U.S. Retail Sales (October 2023)
Shernette McLeod, Economist | 416-415-0413
Date Published: November 15, 2023
U.S. retail sales retreat in October for the first time in seven months
- Retail sales fell by -0.1% month-on-month (m/m) in October, down from September's reading of 0.9% growth. This was slightly better than consensus forecast calling for a larger decline of -0.3%.
- Trade in the auto sector pulled back on the month falling by -1.0% m/m, reflecting a decline in sales at motor vehicle dealers (down -1.1%) which was partially offset by growth at automotive parts and accessory stores (up +0.4%).
- Sales at gasoline stations fell -0.3% m/m relative to the 1.0% increase recorded in September, largely reflecting the pullback in gas prices. The building materials and equipment category declined by -0.3% m/m for a second consecutive month.
- Sales in the retail sales "control group", which excludes the above volatile components (autos, building materials and gas) and is used to estimate personal consumption expenditures (PCE) came in at 0.2% m/m. September's figure was also revised upwards to show an increase of 0.7% instead of the previously reported 0.6%.
- Among the control group, the largest contribution came from sales at health and personal care store (+1.1% m/m), food and beverage stores (+0.6%) and non-store retailers (+0.2% m/m).
- The main categories posting declines were miscellaneous stores retailers (-1.7% m/m), sporting goods and hobby store (-0.8% m/m), and department stores (-0.2% m/m).
- Food services & drinking places – the only services category in the retail sales report – was up 0.3% m/m.
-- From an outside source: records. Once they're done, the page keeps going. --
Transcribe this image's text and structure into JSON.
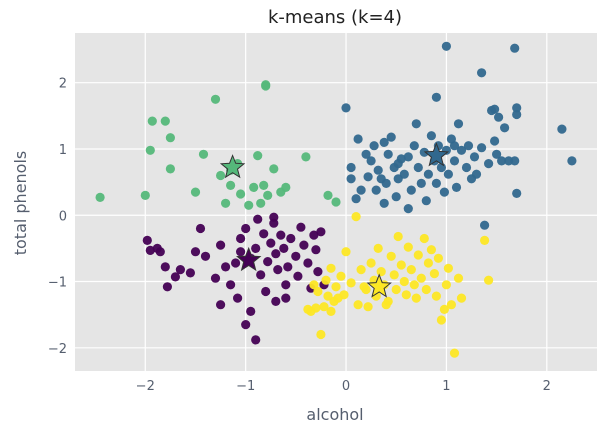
{
  "chart_data": {
    "type": "scatter",
    "title": "k-means (k=4)",
    "xlabel": "alcohol",
    "ylabel": "total phenols",
    "xlim": [
      -2.7,
      2.5
    ],
    "ylim": [
      -2.35,
      2.75
    ],
    "xticks": [
      -2,
      -1,
      0,
      1,
      2
    ],
    "yticks": [
      -2,
      -1,
      0,
      1,
      2
    ],
    "grid": true,
    "legend": "none",
    "colors": {
      "background": "#e5e5e5",
      "grid": "#ffffff",
      "cluster_0": "#440154",
      "cluster_1": "#31688e",
      "cluster_2": "#55b87a",
      "cluster_3": "#fde725",
      "marker_edge": "#333333"
    },
    "series": [
      {
        "values": [
          [
            -1.98,
            -0.38
          ],
          [
            -1.95,
            -0.53
          ],
          [
            -1.88,
            -0.5
          ],
          [
            -1.85,
            -0.55
          ],
          [
            -1.8,
            -0.78
          ],
          [
            -1.78,
            -1.08
          ],
          [
            -1.7,
            -0.93
          ],
          [
            -1.65,
            -0.82
          ],
          [
            -1.55,
            -0.87
          ],
          [
            -1.5,
            -0.55
          ],
          [
            -1.45,
            -0.2
          ],
          [
            -1.4,
            -0.62
          ],
          [
            -1.3,
            -0.95
          ],
          [
            -1.25,
            -0.45
          ],
          [
            -1.2,
            -0.78
          ],
          [
            -1.15,
            -1.05
          ],
          [
            -1.1,
            -0.72
          ],
          [
            -1.05,
            -0.35
          ],
          [
            -1.05,
            -0.55
          ],
          [
            -1.0,
            -0.2
          ],
          [
            -0.95,
            -0.65
          ],
          [
            -0.9,
            -0.5
          ],
          [
            -0.85,
            -0.9
          ],
          [
            -0.82,
            -0.28
          ],
          [
            -0.78,
            -0.7
          ],
          [
            -0.75,
            -0.42
          ],
          [
            -0.72,
            -0.12
          ],
          [
            -0.7,
            -0.58
          ],
          [
            -0.68,
            -0.82
          ],
          [
            -0.65,
            -0.3
          ],
          [
            -0.62,
            -0.5
          ],
          [
            -0.6,
            -1.05
          ],
          [
            -0.58,
            -0.78
          ],
          [
            -0.55,
            -0.35
          ],
          [
            -0.5,
            -0.62
          ],
          [
            -0.48,
            -0.92
          ],
          [
            -0.45,
            -0.18
          ],
          [
            -0.42,
            -0.45
          ],
          [
            -0.38,
            -0.72
          ],
          [
            -0.35,
            -1.1
          ],
          [
            -0.32,
            -0.3
          ],
          [
            -0.3,
            -0.52
          ],
          [
            -0.28,
            -0.85
          ],
          [
            -0.25,
            -0.25
          ],
          [
            -0.22,
            -1.05
          ],
          [
            -0.9,
            -1.88
          ],
          [
            -1.0,
            -1.65
          ],
          [
            -1.25,
            -1.35
          ],
          [
            -0.95,
            -1.45
          ],
          [
            -0.7,
            -1.3
          ],
          [
            -0.6,
            -1.25
          ],
          [
            -0.8,
            -1.15
          ],
          [
            -1.08,
            -1.25
          ],
          [
            -0.88,
            -0.06
          ],
          [
            -0.72,
            -0.03
          ]
        ],
        "center": [
          -0.97,
          -0.68
        ]
      },
      {
        "values": [
          [
            0.0,
            1.62
          ],
          [
            0.05,
            0.72
          ],
          [
            0.05,
            0.55
          ],
          [
            0.1,
            0.25
          ],
          [
            0.12,
            1.15
          ],
          [
            0.15,
            0.38
          ],
          [
            0.2,
            0.92
          ],
          [
            0.22,
            0.58
          ],
          [
            0.25,
            0.82
          ],
          [
            0.28,
            1.05
          ],
          [
            0.3,
            0.38
          ],
          [
            0.32,
            0.68
          ],
          [
            0.35,
            0.55
          ],
          [
            0.38,
            0.18
          ],
          [
            0.4,
            0.48
          ],
          [
            0.42,
            0.92
          ],
          [
            0.45,
            1.18
          ],
          [
            0.48,
            0.72
          ],
          [
            0.5,
            0.28
          ],
          [
            0.52,
            0.55
          ],
          [
            0.55,
            0.85
          ],
          [
            0.58,
            0.62
          ],
          [
            0.62,
            0.1
          ],
          [
            0.65,
            0.38
          ],
          [
            0.68,
            1.05
          ],
          [
            0.7,
            1.38
          ],
          [
            0.72,
            0.72
          ],
          [
            0.75,
            0.48
          ],
          [
            0.78,
            0.95
          ],
          [
            0.8,
            0.22
          ],
          [
            0.82,
            0.62
          ],
          [
            0.85,
            1.2
          ],
          [
            0.88,
            0.82
          ],
          [
            0.9,
            0.48
          ],
          [
            0.92,
            1.05
          ],
          [
            0.95,
            0.72
          ],
          [
            0.98,
            0.35
          ],
          [
            1.0,
            0.98
          ],
          [
            1.02,
            0.62
          ],
          [
            1.05,
            1.15
          ],
          [
            1.08,
            0.82
          ],
          [
            1.1,
            0.42
          ],
          [
            1.12,
            1.38
          ],
          [
            1.15,
            0.98
          ],
          [
            1.2,
            0.72
          ],
          [
            1.22,
            1.05
          ],
          [
            1.25,
            0.55
          ],
          [
            1.28,
            0.88
          ],
          [
            1.3,
            0.62
          ],
          [
            1.35,
            1.02
          ],
          [
            1.38,
            -0.15
          ],
          [
            1.42,
            0.78
          ],
          [
            1.45,
            1.58
          ],
          [
            1.48,
            1.12
          ],
          [
            1.5,
            0.92
          ],
          [
            1.52,
            1.48
          ],
          [
            1.55,
            0.82
          ],
          [
            1.58,
            1.32
          ],
          [
            1.62,
            0.82
          ],
          [
            1.68,
            0.82
          ],
          [
            1.7,
            1.52
          ],
          [
            1.7,
            1.62
          ],
          [
            1.7,
            0.33
          ],
          [
            1.68,
            2.52
          ],
          [
            1.0,
            2.55
          ],
          [
            1.35,
            2.15
          ],
          [
            0.9,
            1.78
          ],
          [
            2.15,
            1.3
          ],
          [
            2.25,
            0.82
          ],
          [
            1.48,
            1.6
          ],
          [
            1.08,
            1.05
          ],
          [
            0.52,
            0.78
          ],
          [
            0.38,
            1.1
          ],
          [
            0.62,
            0.88
          ]
        ],
        "center": [
          0.9,
          0.9
        ]
      },
      {
        "values": [
          [
            -2.45,
            0.27
          ],
          [
            -2.0,
            0.3
          ],
          [
            -1.95,
            0.98
          ],
          [
            -1.93,
            1.42
          ],
          [
            -1.8,
            1.42
          ],
          [
            -1.75,
            1.17
          ],
          [
            -1.75,
            0.7
          ],
          [
            -1.5,
            0.35
          ],
          [
            -1.42,
            0.92
          ],
          [
            -1.3,
            1.75
          ],
          [
            -1.25,
            0.6
          ],
          [
            -1.2,
            0.18
          ],
          [
            -1.15,
            0.68
          ],
          [
            -1.15,
            0.45
          ],
          [
            -1.08,
            0.78
          ],
          [
            -1.05,
            0.32
          ],
          [
            -0.97,
            0.15
          ],
          [
            -0.92,
            0.42
          ],
          [
            -0.88,
            0.9
          ],
          [
            -0.85,
            0.18
          ],
          [
            -0.82,
            0.45
          ],
          [
            -0.8,
            1.95
          ],
          [
            -0.8,
            1.97
          ],
          [
            -0.78,
            0.3
          ],
          [
            -0.72,
            0.7
          ],
          [
            -0.65,
            0.35
          ],
          [
            -0.6,
            0.42
          ],
          [
            -0.4,
            0.88
          ],
          [
            -0.18,
            0.3
          ],
          [
            -0.1,
            0.2
          ]
        ],
        "center": [
          -1.13,
          0.72
        ]
      },
      {
        "values": [
          [
            0.0,
            -0.55
          ],
          [
            0.05,
            -1.02
          ],
          [
            0.1,
            -0.02
          ],
          [
            0.12,
            -1.35
          ],
          [
            0.15,
            -0.82
          ],
          [
            0.2,
            -1.12
          ],
          [
            0.22,
            -1.38
          ],
          [
            0.25,
            -0.72
          ],
          [
            0.28,
            -0.98
          ],
          [
            0.3,
            -1.22
          ],
          [
            0.32,
            -0.5
          ],
          [
            0.35,
            -0.85
          ],
          [
            0.38,
            -1.05
          ],
          [
            0.42,
            -1.3
          ],
          [
            0.45,
            -0.62
          ],
          [
            0.48,
            -0.9
          ],
          [
            0.5,
            -1.12
          ],
          [
            0.52,
            -0.32
          ],
          [
            0.55,
            -0.75
          ],
          [
            0.58,
            -1.0
          ],
          [
            0.6,
            -1.2
          ],
          [
            0.62,
            -0.48
          ],
          [
            0.65,
            -0.82
          ],
          [
            0.68,
            -1.05
          ],
          [
            0.7,
            -1.25
          ],
          [
            0.72,
            -0.6
          ],
          [
            0.75,
            -0.95
          ],
          [
            0.78,
            -0.35
          ],
          [
            0.8,
            -1.12
          ],
          [
            0.82,
            -0.72
          ],
          [
            0.85,
            -0.52
          ],
          [
            0.88,
            -0.88
          ],
          [
            0.9,
            -1.22
          ],
          [
            0.92,
            -0.65
          ],
          [
            0.95,
            -1.58
          ],
          [
            0.98,
            -1.42
          ],
          [
            1.0,
            -1.05
          ],
          [
            1.02,
            -0.8
          ],
          [
            1.05,
            -1.35
          ],
          [
            1.08,
            -2.08
          ],
          [
            1.12,
            -0.95
          ],
          [
            1.15,
            -1.25
          ],
          [
            1.38,
            -0.38
          ],
          [
            1.42,
            -0.98
          ],
          [
            -0.02,
            -1.2
          ],
          [
            -0.05,
            -0.92
          ],
          [
            -0.08,
            -1.25
          ],
          [
            -0.1,
            -1.08
          ],
          [
            -0.12,
            -1.3
          ],
          [
            -0.15,
            -1.45
          ],
          [
            -0.18,
            -1.22
          ],
          [
            -0.2,
            -0.98
          ],
          [
            -0.22,
            -1.38
          ],
          [
            -0.25,
            -1.8
          ],
          [
            -0.28,
            -1.15
          ],
          [
            -0.3,
            -1.4
          ],
          [
            -0.35,
            -1.45
          ],
          [
            -0.38,
            -1.42
          ],
          [
            -0.32,
            -1.05
          ],
          [
            -0.15,
            -0.8
          ],
          [
            0.4,
            -1.35
          ],
          [
            0.18,
            -1.08
          ]
        ],
        "center": [
          0.33,
          -1.08
        ]
      }
    ]
  }
}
- And there you have it. The pullback in retail spending in October did not come as a surprise as market participants have been forecasting a retrenchment in sales for some time. While part of the decline in the headline number reflected lower prices for gasoline, sales in the key control group also lost momentum, though still maintaining its seven month growth streak. Today's numbers kick off the fourth quarter on a softer note, with real consumption expenditure currently tracking around 1.8% for Q4.
- The slowdown in spending reported today, combined with yesterday's lower inflation numbers is another step in the direction the Fed wants to go. As higher interest rates continue to work through the economy, spending is likely to remain much more tepid, relative to the boil witnessed in Q3.
This report is provided by TD Economics. It is for informational and educational purposes only as of the date of writing, and may not be appropriate for other purposes. The views and opinions expressed may change at any time based on market or other conditions and may not come to pass. This material is not intended to be relied upon as investment advice or recommendations, does not constitute a solicitation to buy or sell securities and should not be considered specific legal, investment or tax advice. The report does not provide material information about the business and affairs of TD Bank Group and the members of TD Economics are not spokespersons for TD Bank Group with respect to its business and affairs. The information contained in this report has been drawn from sources believed to be reliable, but is not guaranteed to be accurate or complete. This report contains economic analysis and views, including about future economic and financial markets performance. These are based on certain assumptions and other factors, and are subject to inherent risks and uncertainties. The actual outcome may be materially different. The Toronto-Dominion Bank and its affiliates and related entities that comprise the TD Bank Group are not liable for any errors or omissions in the information, analysis or views contained in this report, or for any loss or damage suffered.